It’s time for state lawmakers to open education to the mix-and-match customizability of the Information Age.

Before the advent of Uber (and similar upstarts like Lyft), competition between taxi companies occurred only within the rigid structure of bureaucratic taxi fiefdoms. Uber brought competition of a new kind: competition on the delivery model of transportation services, enabling riders to match drivers effortlessly, and allowing drivers to decide whether to return the favor by picking up a prospective rider.

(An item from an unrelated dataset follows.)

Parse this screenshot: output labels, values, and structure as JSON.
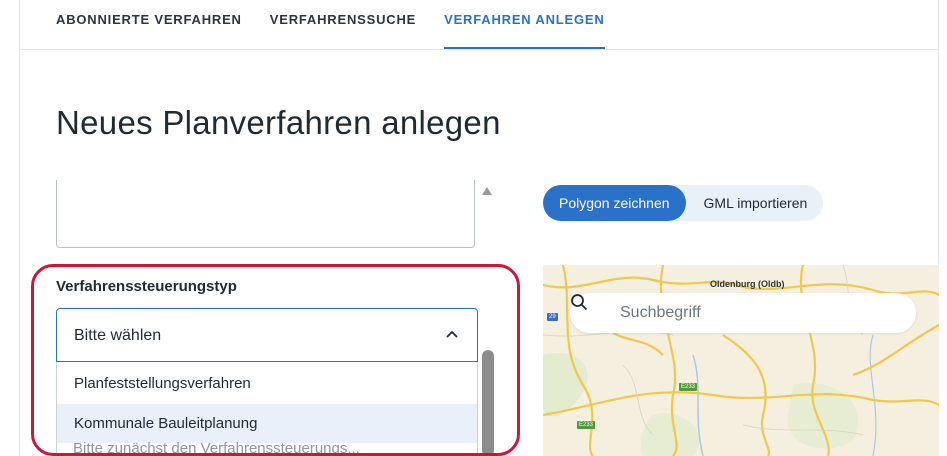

Similarly, dozens of states and localities have made significant strides in expanding choice and competition over the last decade. Charter-school enrollment has tripled in a decade to more than 2.5 million, and the number of states with private-school choice, such as vouchers or scholarship tax credit laws, has grown from six in 2004 to 18 states plus Washington DC and Douglas Country, Colorado today. Education savings accounts, currently available in Arizona and Florida, represent the next generation of school choice. Like the iPhone’s iOS or Google’s Android, ESAs provide a platform that allows greater innovation and customization.

In Arizona and Florida, parents who opt their children out of their assigned public schools can have 90 percent of what the state would have spent on them in the public system deposited directly onto a restricted-use debit card. Parents can use that money to pay for private school tuition, textbooks and curricula, private tutors, special education therapies, assistive technology, and a host of other education-related services and products. They can even roll-over unused funds from year-to-year or save unspent money in a college savings account. In other words, they can completely customize their child’s educational experience.

Public education currently operates far more like a monopoly than a market. In response to Uber, wise government officials like those in Portsmouth, New Hampshire are eliminating outdated regulations like taxi medallions and price controls. If we want to see more innovative educational options that benefit both consumers and providers, such as teacher-led schools, then we must also liberate learning.